The book attempts to advance our understanding of Nietzsche’s historical and intellectual context, while at the same time proposing a subtle interpretation of his work. Indeed, what connects Nietzsche’s “project” to our epistemic problems is his focus on what Emden calls the “anthropology of knowledge”, i.e. the correlation of physical and linguistic moments in the constitution of consciousness, or “the rethinking of language, consciousness, and the body along anthropological lines” (162).

While Emden draws on less “previously unpublished and undiscussed Nietzsche material” than the book cover would make us believe, he manages to present a balanced view and a responsible interpretation of Nietzsche’s writings. Arguing that Nietzsche’s early interest in rhetoric was quite untimely but helped him to conceive of a conceptual scheme into which to incorporate contemporary scientific, linguistic and physiological debates, his understanding of metaphor (Übertragung) as a process on different levels of the constitution of consciousness and linguistic capacity is discussed in detail.

Here, the insight into the debate about Übertragung in electro-physical and psycho-physiological contexts is very insightful indeed. One of the major strengths of this book is to provide the background, even if often only in short and cursory paragraphs, of contemporary debates which were followed by Nietzsche and are said to have influenced his thinking. Thus, e.g. some central sentences in “Über Wahrheit und Lüge im aussermoralischen Sinn” acquire a new meaning and accessibility, when understood against the background of the physiological studies of Funke, Büchner and Lotze. These are moments in which the historical method is truly brilliantly used and certainly yields fruitful insights.

            On the other hand, as interesting as the contextualizations of Nietzsche’s thinking, reading, and writing are, the study often seems to be more an agglomeration of presentations of contemporary debates and books rather than a stringent argument for their influence on Nietzsche. While names and titles are at times repeated to a degree that seems almost redundant, it frequently remains unclear how they would have born on Nietzsche’s views. It does not seem sufficient that he might have known of them in order to construct an argument about Nietzsche’s philosophical standpoint with regard to these debates.
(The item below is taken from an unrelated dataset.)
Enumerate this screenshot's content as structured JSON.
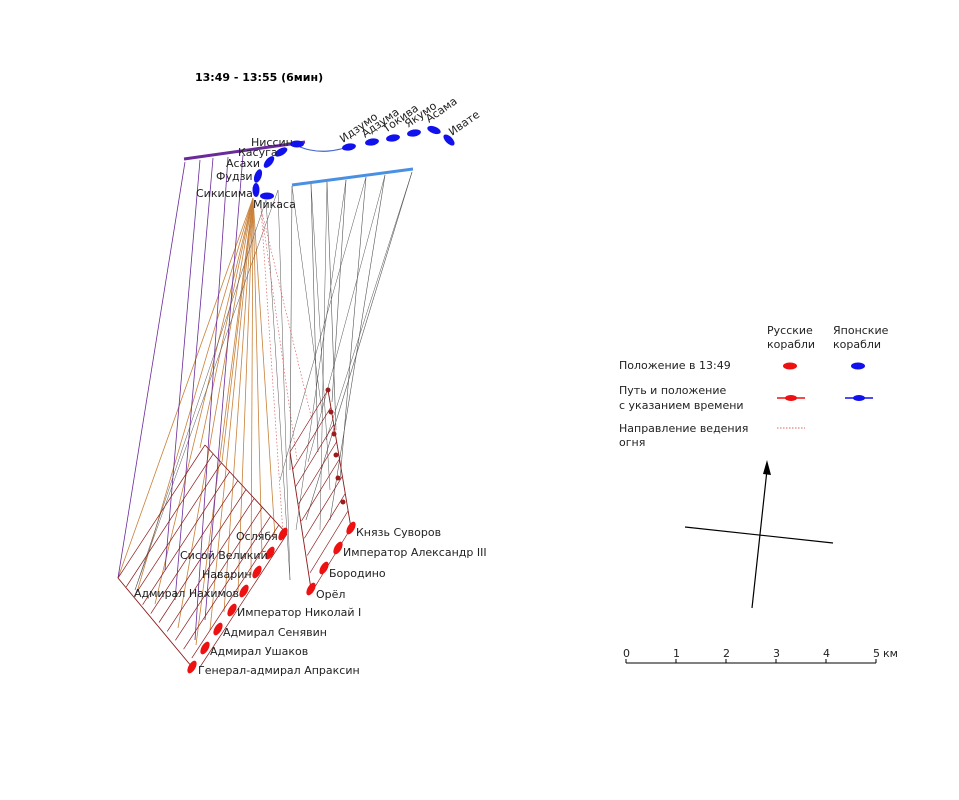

            This is not to say that Emden does not attempt to present us with what is known about Nietzsche’s life, his habits, and his readings. He even analyzes the “typewriter” episode and Nietzsche’s nervous illness in the context of his own writing and concurrent scientific debates. The problem raised above is a general problem that concerns the methodology of studies of influence and intention. There is a certain limit to what can be known, and if Emden resorts to the rhetoric of ventriloquism (“whereas Nietzsche would argue/say”), we have to state that this might be likely with regard to his Nietzsche, but that it is all but certain.
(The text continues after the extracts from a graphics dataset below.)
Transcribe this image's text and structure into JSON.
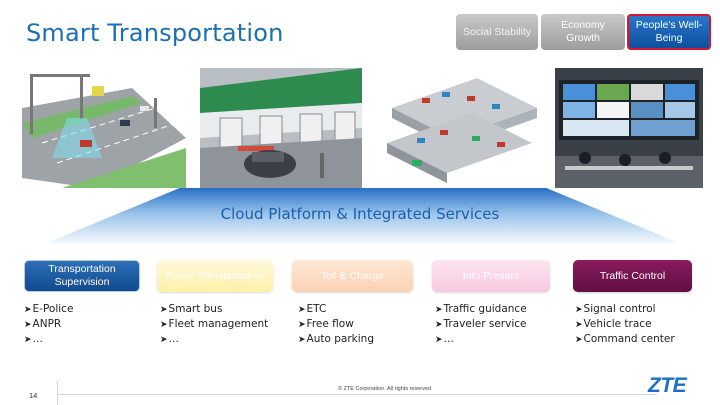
{
  "header": {
    "title": "Smart Transportation"
  },
  "value_tags": [
    {
      "label": "Social Stability",
      "style": "grey",
      "color": "#a9a9a9"
    },
    {
      "label": "Economy Growth",
      "style": "grey",
      "color": "#a9a9a9"
    },
    {
      "label": "People's Well-Being",
      "style": "blue",
      "color": "#1660b4",
      "border": "#d0192a"
    }
  ],
  "platform": {
    "label": "Cloud Platform & Integrated Services",
    "color": "#1c68c2"
  },
  "categories": [
    {
      "label": "Transportation Supervision",
      "color": "#1a5799",
      "items": [
        "E-Police",
        "ANPR",
        "…"
      ]
    },
    {
      "label": "Public Transportation",
      "color": "#fff2b3",
      "items": [
        "Smart bus",
        "Fleet management",
        "…"
      ]
    },
    {
      "label": "Toll & Charge",
      "color": "#fbd9c0",
      "items": [
        "ETC",
        "Free flow",
        "Auto parking"
      ]
    },
    {
      "label": "Info Present",
      "color": "#f9d3e6",
      "items": [
        "Traffic guidance",
        "Traveler service",
        "…"
      ]
    },
    {
      "label": "Traffic Control",
      "color": "#73164f",
      "items": [
        "Signal control",
        "Vehicle trace",
        "Command center"
      ]
    }
  ],
  "bullet_glyph": "➤",
  "footer": {
    "page_number": "14",
    "copyright": "© ZTE Corporation. All rights reserved",
    "logo": "ZTE",
    "logo_color": "#1d6fc4"
  }
}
            There is a curious imbalance, then, between the scholar’s rhetoric of subtlety and caution at the beginning of the book, (….) and his increasing identification with Nietzsche’s point of view. We applaud Emden’s attempt to balance Nietzsche’s views: He did not deny metaphysics and the idea of a “self”; rather, he considered them necessary fictions. He was neither Anti-Logiker nor Anti-Metaphysiker; rather, he doubted the ability of these terms and methods to encompass reality, while admitting to their usefulness in making sense of the world.

While we read the book with delight and benefited from it, the Nietzsche here presented is also only one of the many Nietzsches that we have come to know: surely a tamer, but also a more interesting one. We end by asking ourselves: does inserting him to such a degree into a Zeitalter that he was also highly sceptical of, as Emden points out, not also mean to work against his spirit? Perhaps. But maybe one has to.